Greatest hits album by Toni Braxton
- Released: 2007
- Recorded: 1992–2003
- Genre: R&B
- Label: Som Livre

Toni Braxton chronology
| The Essential Toni Braxton (2007) | The Best So Far (2007) | Playlist: The Very Best of Toni Braxton (2008) |

= The Best So Far (Toni Braxton album) =

The Best So Far is a greatest hits compilation album by R&B singer Toni Braxton released exclusively in Brazil.

The track list contains Braxton most successful singles, such as "How Could an Angel Break My Heart", "Breathe Again", "You're Makin Me High", "He Wasn't Man Enough", "You Mean the World to Me" and a few different tracks as the duet with Il Divo, "The Time of Our Lives" and "Why Should I Care".

The album was released at the same time Braxton's album The Essential Toni Braxton was released around the world. All songs present in "The Best So Far" are included in "The Essential" with the exception of "Spanish Guitar" which is the "Royal Garden" remix not the album version.
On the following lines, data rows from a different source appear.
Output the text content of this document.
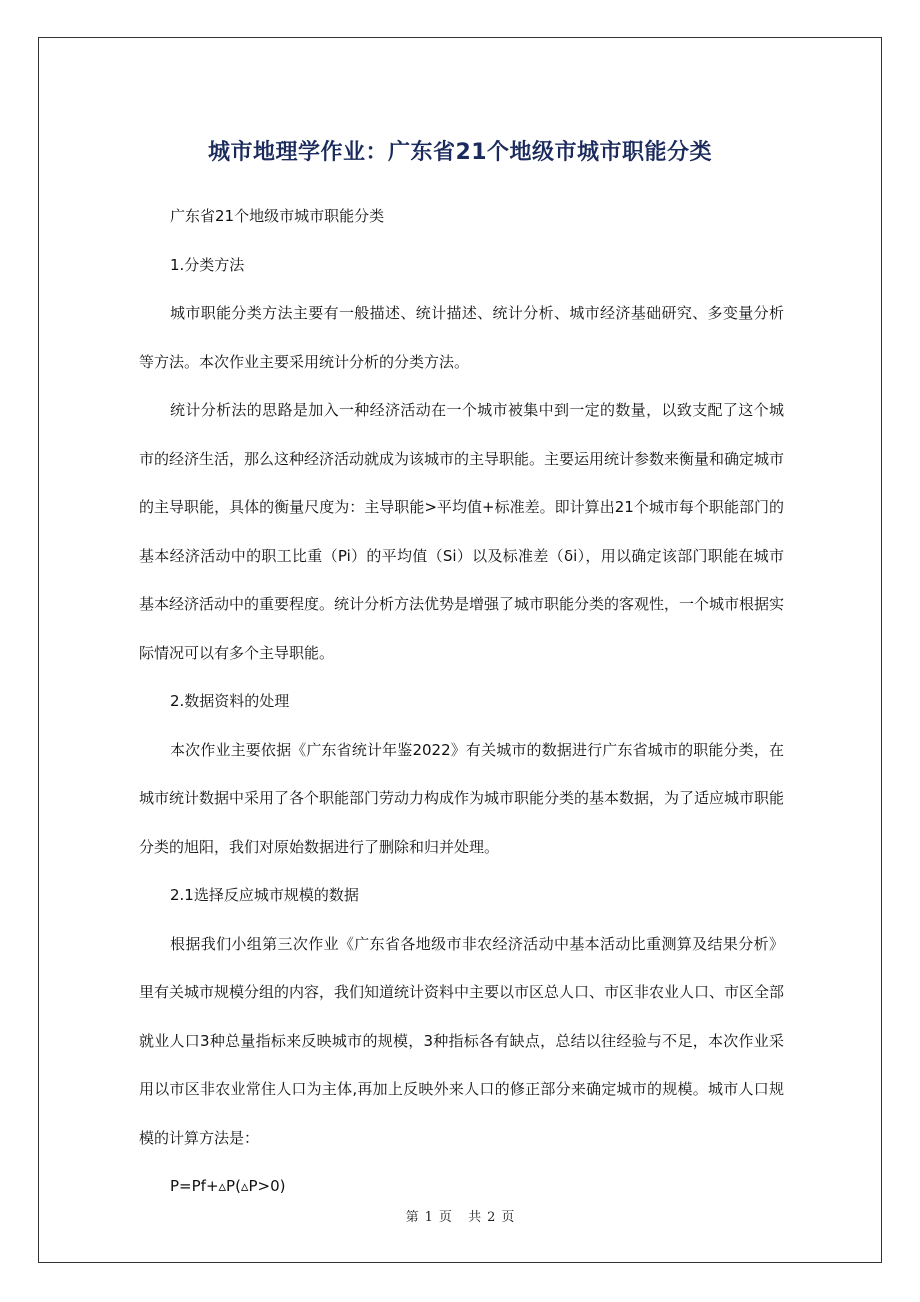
城市地理学作业：广东省21个地级市城市职能分类

广东省21个地级市城市职能分类

1.分类方法

城市职能分类方法主要有一般描述、统计描述、统计分析、城市经济基础研究、多变量分析等方法。本次作业主要采用统计分析的分类方法。

统计分析法的思路是加入一种经济活动在一个城市被集中到一定的数量，以致支配了这个城市的经济生活，那么这种经济活动就成为该城市的主导职能。主要运用统计参数来衡量和确定城市的主导职能，具体的衡量尺度为：主导职能>平均值+标准差。即计算出21个城市每个职能部门的基本经济活动中的职工比重（Pi）的平均值（Si）以及标准差（δi），用以确定该部门职能在城市基本经济活动中的重要程度。统计分析方法优势是增强了城市职能分类的客观性，一个城市根据实际情况可以有多个主导职能。

2.数据资料的处理

本次作业主要依据《广东省统计年鉴2022》有关城市的数据进行广东省城市的职能分类，在城市统计数据中采用了各个职能部门劳动力构成作为城市职能分类的基本数据，为了适应城市职能分类的旭阳，我们对原始数据进行了删除和归并处理。

2.1选择反应城市规模的数据

根据我们小组第三次作业《广东省各地级市非农经济活动中基本活动比重测算及结果分析》里有关城市规模分组的内容，我们知道统计资料中主要以市区总人口、市区非农业人口、市区全部就业人口3种总量指标来反映城市的规模，3种指标各有缺点，总结以往经验与不足，本次作业采用以市区非农业常住人口为主体,再加上反映外来人口的修正部分来确定城市的规模。城市人口规模的计算方法是：

P=Pf+▵P(▵P>0)

第 1 页 共 2 页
The album "The Essential Toni Braxton" was never released in Brazil. The track list for the Brazilian version was composed with the songs from the compilation,

==Reception==
The album was a success in Brazil, reaching a gold status for selling over 30,000 copies, and later receiving a platinum certification, for selling over 60,000 copies.

==Track listing==
- Source:

| No. | Title | Writer(s) | Producer(s) | Length |
|---|---|---|---|---|
| 1. | "Un-Break My Heart" (from Secrets, 1996) | Diane Warren | David Foster | 4:28 |
| 2. | "How Could an Angel Break My Heart" (from Secrets, 1996) | Babyface; Braxton; | Babyface | 4:20 |
| 3. | "I Don't Want To" (from Secrets, 1996) | R. Kelly | Kelly | 4:16 |
| 4. | "Breathe Again" (from Toni Braxton, 1993) | Babyface | Babyface; Reid; Simmons; | 4:16 |
| 5. | "You're Makin' Me High" (from Secrets, 1996) | Babyface; Bryce Wilson; | Babyface, Wilson | 4:04 |
| 6. | "Another Sad Love Song" (from Toni Braxton, 1993) | Babyface; Simmons; | Babyface; Reid; Simmons; | 3:49 |
| 7. | "He Wasn't Man Enough" (from The Heat, 2000) | LaShawn Daniels; Fred Jerkins III; Rodney "Darkchild" Jerkins; Harvey Mason Jr.; | Rodney "Darkchild" Jerkins; LaShawn "Big Shiz" Daniels; | 4:00 |
| 8. | "Spanish Guitar" (from The Heat, 2000) | Warren | Foster | 4:47 |
| 9. | "Let It Flow" (from Secrets, 1996) | Babyface | Babyface | 4:21 |
| 10. | "You Mean the World to Me" (from Toni Braxton, 1993) | Babyface; Reid; Simmons; | Babyface; Reid; Simmons; | 4:48 |
| 11. | "Why Should I Care" (from Secrets, 1996) | Babyface | Babyface | 4:22 |
| 12. | "Love Shoulda Brought You Home" (from Toni Braxton, 1993) | Kenneth "Babyface" Edmonds; Daryl Simmons; Bo Watson; | Babyface; L.A. Reid; Daryl Simmons; | 4:49 |
| 13. | "How Many Ways (R. Kelly remix)" (from Toni Braxton, 1993) | Braxton; Philip Field; Vincent Herbert; | Herbert | 3:51 |
| 14. | "The Time of Our Lives" (duet with Il Divo) (from Libra, 2005 and Voices from the FIFA World Cup, 2006) | Jörgen Elofsson | Steve Mac | 4:42 |

==Charts and certifications==
===Weekly charts===

| Chart (2007) | Peak position |
|---|---|
| Brazil Albums (Pro-Música Brasil) | 2 |

===Certifications and sales===

| Region | Certification | Certified units/sales |
| Brazil (Pro-Música Brasil) | Platinum | 60,000^{*} |
^{*} Sales figures based on certification alone.